The universe shifted on the afternoon of Sunday, May 25, when a young, unemployed man attacked two members of the all-female idol collective AKB48 and a male security staffer with a folding saw during a fan event in the city of Takizawa, Iwate Prefecture. Or, at least, that's how the media reacted. Some outlets were slow on the uptake. Fuji TV's early morning news show "Mezamashii" tweeted it would be covering the story in detail the next day, and some were offended by the casual tone. Fuji apologized and quickly assumed the proper gravitas befitting an incident whose import affected the direction of Japanese show business.

It was clear from the earliest reports that the victims of the attack were not seriously hurt, but later the man who was arrested reportedly told police he wanted to carry out a random killing, so the outcome could have been much worse. The police conjectured that the attack was indiscriminate. Apparently, the man went to the event mainly because there would be many people there.

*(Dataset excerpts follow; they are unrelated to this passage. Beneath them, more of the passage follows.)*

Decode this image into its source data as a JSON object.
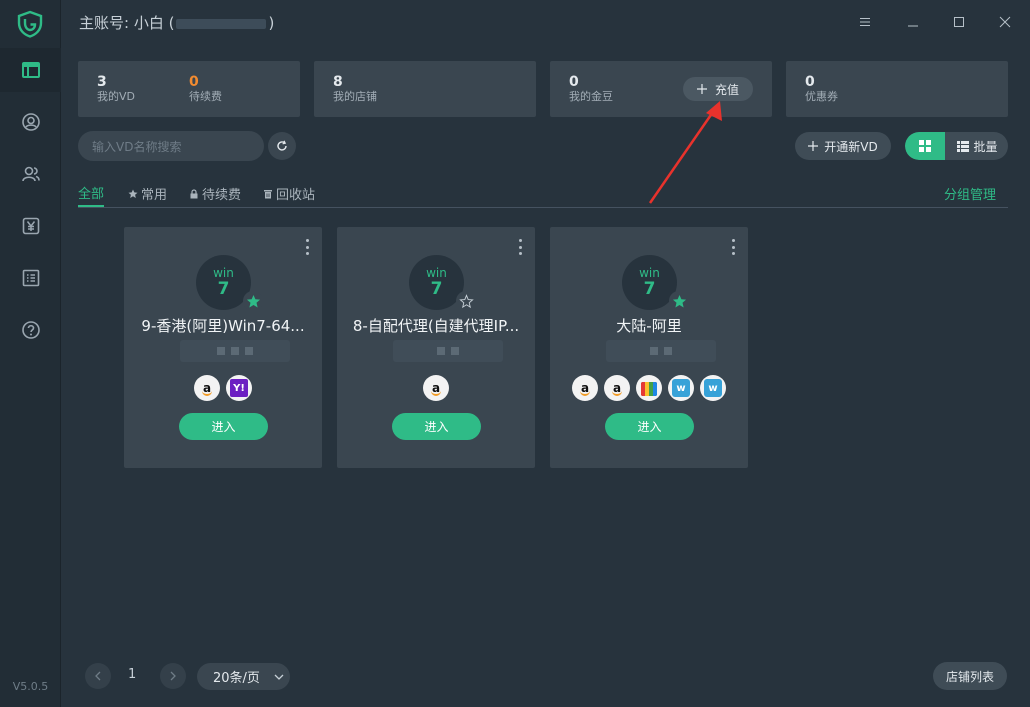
{
  "app": {
    "title_prefix": "主账号: 小白 (",
    "title_suffix": ")",
    "version": "V5.0.5"
  },
  "colors": {
    "accent": "#2fbb87",
    "orange": "#f28b30",
    "bg": "#27333d",
    "card": "#3a4650"
  },
  "sidebar": {
    "items": [
      {
        "name": "dashboard",
        "icon": "layout-icon",
        "active": true
      },
      {
        "name": "account",
        "icon": "user-circle-icon"
      },
      {
        "name": "members",
        "icon": "users-icon"
      },
      {
        "name": "billing",
        "icon": "yen-icon"
      },
      {
        "name": "orders",
        "icon": "list-icon"
      },
      {
        "name": "help",
        "icon": "question-icon"
      }
    ]
  },
  "stats": [
    {
      "items": [
        {
          "value": "3",
          "label": "我的VD"
        },
        {
          "value": "0",
          "label": "待续费"
        }
      ]
    },
    {
      "items": [
        {
          "value": "8",
          "label": "我的店铺"
        }
      ]
    },
    {
      "items": [
        {
          "value": "0",
          "label": "我的金豆"
        }
      ],
      "button": "充值"
    },
    {
      "items": [
        {
          "value": "0",
          "label": "优惠券"
        }
      ]
    }
  ],
  "toolbar": {
    "search_placeholder": "输入VD名称搜索",
    "open_vd_label": "开通新VD",
    "batch_label": "批量"
  },
  "tabs": [
    {
      "label": "全部",
      "active": true
    },
    {
      "label": "常用",
      "icon": "star-icon"
    },
    {
      "label": "待续费",
      "icon": "lock-icon"
    },
    {
      "label": "回收站",
      "icon": "trash-icon"
    }
  ],
  "group_manage_label": "分组管理",
  "vd_cards": [
    {
      "os": "win",
      "ver": "7",
      "name": "9-香港(阿里)Win7-64...",
      "starred": true,
      "platforms": [
        "amazon",
        "yahoo"
      ],
      "enter": "进入"
    },
    {
      "os": "win",
      "ver": "7",
      "name": "8-自配代理(自建代理IP...",
      "starred": false,
      "platforms": [
        "amazon"
      ],
      "enter": "进入"
    },
    {
      "os": "win",
      "ver": "7",
      "name": "大陆-阿里",
      "starred": true,
      "platforms": [
        "amazon",
        "amazon",
        "shop",
        "wish",
        "wish"
      ],
      "enter": "进入"
    }
  ],
  "pagination": {
    "page": "1",
    "page_size": "20条/页"
  },
  "store_list_label": "店铺列表"
}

This is significant because it means AKB48 wasn't the specific reason for the attack. The injured members were not victimized by a twisted fan, though the possibility can't be completely ruled out until a thorough evaluation of the attacker's motives is made. If he had been enamored of the group, then the assault would have called into question the whole "AKB business model," with its focus on bringing fans and idols into personal contact (the former can meet the latter if they buy a CD). Without that model, AKB would not be the cultural and economic juggernaut it is.